- Le prix du soutien à Bachar El Assad
D'après le Financial Times, pendant les années qui ont suivi la deuxième guerre du Liban, l'unité 8200 et les renseignements militaires ont récolté une quantité particulièrement importante de données pour cartographier le Hezbollah. ''Le renseignement israélien a élargi ses activités sur tout le Hezbollah, au-delà de la seule branche militaire. Le renseignement a examiné les ambitions politiques de l'organisation, ses liens avec les Gardiens de la Révolution en Iran et les liens de Nasrallah avec le Président syrien Bachar El Assad'', indique le colonel (rés) Miri Eizen.
Cet officier ajoute: ''Le renseignement israélien a considéré le Hezbollah pendant près d'une décennie comme une ''armée terroriste'' et non comme un groupe terroriste. Ce changement de conception a entrainé un suivi beaucoup plus large de l'organisation par Israël''.
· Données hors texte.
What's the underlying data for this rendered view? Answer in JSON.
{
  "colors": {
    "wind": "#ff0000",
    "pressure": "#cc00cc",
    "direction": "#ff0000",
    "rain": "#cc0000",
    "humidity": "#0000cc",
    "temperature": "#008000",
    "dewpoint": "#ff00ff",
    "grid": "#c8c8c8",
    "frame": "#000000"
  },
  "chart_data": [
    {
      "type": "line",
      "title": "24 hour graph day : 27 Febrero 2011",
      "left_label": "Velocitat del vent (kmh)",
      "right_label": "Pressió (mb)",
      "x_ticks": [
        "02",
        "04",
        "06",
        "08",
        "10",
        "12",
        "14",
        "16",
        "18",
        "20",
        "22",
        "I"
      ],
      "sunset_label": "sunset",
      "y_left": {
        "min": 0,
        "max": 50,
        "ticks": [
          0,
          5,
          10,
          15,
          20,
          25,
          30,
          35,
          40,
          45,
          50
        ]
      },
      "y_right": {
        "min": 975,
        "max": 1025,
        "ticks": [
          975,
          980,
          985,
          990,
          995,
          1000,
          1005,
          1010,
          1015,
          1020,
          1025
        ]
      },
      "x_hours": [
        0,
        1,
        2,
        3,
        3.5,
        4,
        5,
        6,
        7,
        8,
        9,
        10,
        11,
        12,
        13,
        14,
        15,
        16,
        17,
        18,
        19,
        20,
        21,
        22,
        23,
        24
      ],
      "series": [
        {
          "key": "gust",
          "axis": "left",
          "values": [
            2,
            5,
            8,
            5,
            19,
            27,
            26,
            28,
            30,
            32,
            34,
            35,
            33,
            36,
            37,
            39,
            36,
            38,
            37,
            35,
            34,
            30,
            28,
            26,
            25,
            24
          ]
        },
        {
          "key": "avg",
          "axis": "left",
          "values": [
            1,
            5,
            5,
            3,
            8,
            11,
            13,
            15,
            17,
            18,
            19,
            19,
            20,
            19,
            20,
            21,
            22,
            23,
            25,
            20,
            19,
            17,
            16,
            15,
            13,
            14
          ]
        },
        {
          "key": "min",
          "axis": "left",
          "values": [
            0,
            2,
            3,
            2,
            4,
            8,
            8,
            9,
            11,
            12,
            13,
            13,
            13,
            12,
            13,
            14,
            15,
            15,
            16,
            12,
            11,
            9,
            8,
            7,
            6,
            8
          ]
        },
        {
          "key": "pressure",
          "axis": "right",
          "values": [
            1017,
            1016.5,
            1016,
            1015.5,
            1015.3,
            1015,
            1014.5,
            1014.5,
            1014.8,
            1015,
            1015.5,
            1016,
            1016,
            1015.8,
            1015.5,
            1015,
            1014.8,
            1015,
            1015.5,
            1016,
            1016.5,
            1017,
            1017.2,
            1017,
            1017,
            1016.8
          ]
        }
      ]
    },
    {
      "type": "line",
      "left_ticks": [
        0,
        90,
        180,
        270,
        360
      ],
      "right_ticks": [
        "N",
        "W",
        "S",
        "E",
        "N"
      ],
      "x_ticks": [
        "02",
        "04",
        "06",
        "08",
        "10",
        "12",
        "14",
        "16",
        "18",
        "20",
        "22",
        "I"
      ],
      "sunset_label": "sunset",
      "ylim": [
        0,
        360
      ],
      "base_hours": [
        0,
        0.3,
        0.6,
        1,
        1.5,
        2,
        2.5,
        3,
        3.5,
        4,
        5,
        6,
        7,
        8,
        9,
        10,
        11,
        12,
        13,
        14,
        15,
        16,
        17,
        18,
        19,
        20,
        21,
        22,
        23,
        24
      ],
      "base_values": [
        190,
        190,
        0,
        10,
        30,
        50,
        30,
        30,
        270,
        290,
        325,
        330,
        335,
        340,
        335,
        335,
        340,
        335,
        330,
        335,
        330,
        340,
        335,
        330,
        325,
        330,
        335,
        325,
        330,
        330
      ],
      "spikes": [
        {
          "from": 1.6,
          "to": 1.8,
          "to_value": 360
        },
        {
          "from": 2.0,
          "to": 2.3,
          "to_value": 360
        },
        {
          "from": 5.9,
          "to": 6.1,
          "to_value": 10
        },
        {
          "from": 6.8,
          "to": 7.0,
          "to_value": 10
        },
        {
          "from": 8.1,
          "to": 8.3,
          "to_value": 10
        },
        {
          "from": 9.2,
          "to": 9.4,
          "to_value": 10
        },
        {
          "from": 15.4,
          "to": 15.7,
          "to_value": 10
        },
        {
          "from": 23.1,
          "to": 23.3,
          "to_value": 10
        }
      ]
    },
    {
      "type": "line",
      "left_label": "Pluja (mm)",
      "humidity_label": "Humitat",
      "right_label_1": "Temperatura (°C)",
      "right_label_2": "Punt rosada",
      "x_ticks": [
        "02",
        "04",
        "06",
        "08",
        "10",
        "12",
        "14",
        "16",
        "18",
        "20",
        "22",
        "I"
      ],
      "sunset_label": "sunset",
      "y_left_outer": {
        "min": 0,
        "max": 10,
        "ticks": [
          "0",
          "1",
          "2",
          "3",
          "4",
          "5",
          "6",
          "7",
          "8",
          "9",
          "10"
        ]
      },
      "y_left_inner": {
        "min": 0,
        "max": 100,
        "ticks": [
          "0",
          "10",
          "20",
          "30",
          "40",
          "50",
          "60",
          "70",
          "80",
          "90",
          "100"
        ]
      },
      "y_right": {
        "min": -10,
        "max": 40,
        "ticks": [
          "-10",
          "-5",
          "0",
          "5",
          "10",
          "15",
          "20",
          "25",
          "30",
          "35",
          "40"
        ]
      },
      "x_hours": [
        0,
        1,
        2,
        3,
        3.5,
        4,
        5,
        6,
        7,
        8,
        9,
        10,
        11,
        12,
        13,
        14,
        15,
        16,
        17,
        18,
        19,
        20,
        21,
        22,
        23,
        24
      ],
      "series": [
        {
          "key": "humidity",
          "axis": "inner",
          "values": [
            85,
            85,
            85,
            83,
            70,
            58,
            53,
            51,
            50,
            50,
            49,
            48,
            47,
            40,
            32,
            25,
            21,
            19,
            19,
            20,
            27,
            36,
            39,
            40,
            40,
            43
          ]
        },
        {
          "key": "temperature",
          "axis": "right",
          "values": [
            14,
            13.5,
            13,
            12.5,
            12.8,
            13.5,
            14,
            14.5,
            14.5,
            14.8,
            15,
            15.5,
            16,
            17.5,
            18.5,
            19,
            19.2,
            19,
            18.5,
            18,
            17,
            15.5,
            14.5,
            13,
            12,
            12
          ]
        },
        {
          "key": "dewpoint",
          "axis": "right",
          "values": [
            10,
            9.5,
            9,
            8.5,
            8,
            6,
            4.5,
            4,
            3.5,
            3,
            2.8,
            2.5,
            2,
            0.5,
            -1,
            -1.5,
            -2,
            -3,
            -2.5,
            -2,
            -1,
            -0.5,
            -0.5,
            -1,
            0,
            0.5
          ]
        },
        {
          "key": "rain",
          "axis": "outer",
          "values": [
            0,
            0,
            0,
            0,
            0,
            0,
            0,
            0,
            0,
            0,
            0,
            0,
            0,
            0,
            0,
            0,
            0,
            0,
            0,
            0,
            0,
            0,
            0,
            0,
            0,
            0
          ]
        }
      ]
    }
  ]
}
La fenêtre d'opportunité qui a permis à Israël de mettre en oeuvre cette nouvelle stratégie a été ouverte en 2012 quand le Hezbollah s'est porté au secours de Bachar El Assad dans la guerre civile en Syrie. Cela a permis à Israël de mieux comprendre qui était responsable de quoi au sein de l'organisation, qui était promu, qui était où, quand et pourquoi.
En outre, cette époque a exigé un élargissment des rangs du Hezbollah qui est devenu plus perméable à l'infiltration d'agents israéliens ou au recrutement de taupes par Israël.
Par ailleurs, l'organisation terroriste s'est également mise à jour pendant la guerre en Syrie en partageant des informations avec les services secrets syriens et russes qui étaient surveillés par les Etats-Unis.
Pour un responsable libanais: ''L'infiltration du renseignement israélien et américain au sein du Hezbollah a été le prix du soutien à Bachar El Assad''.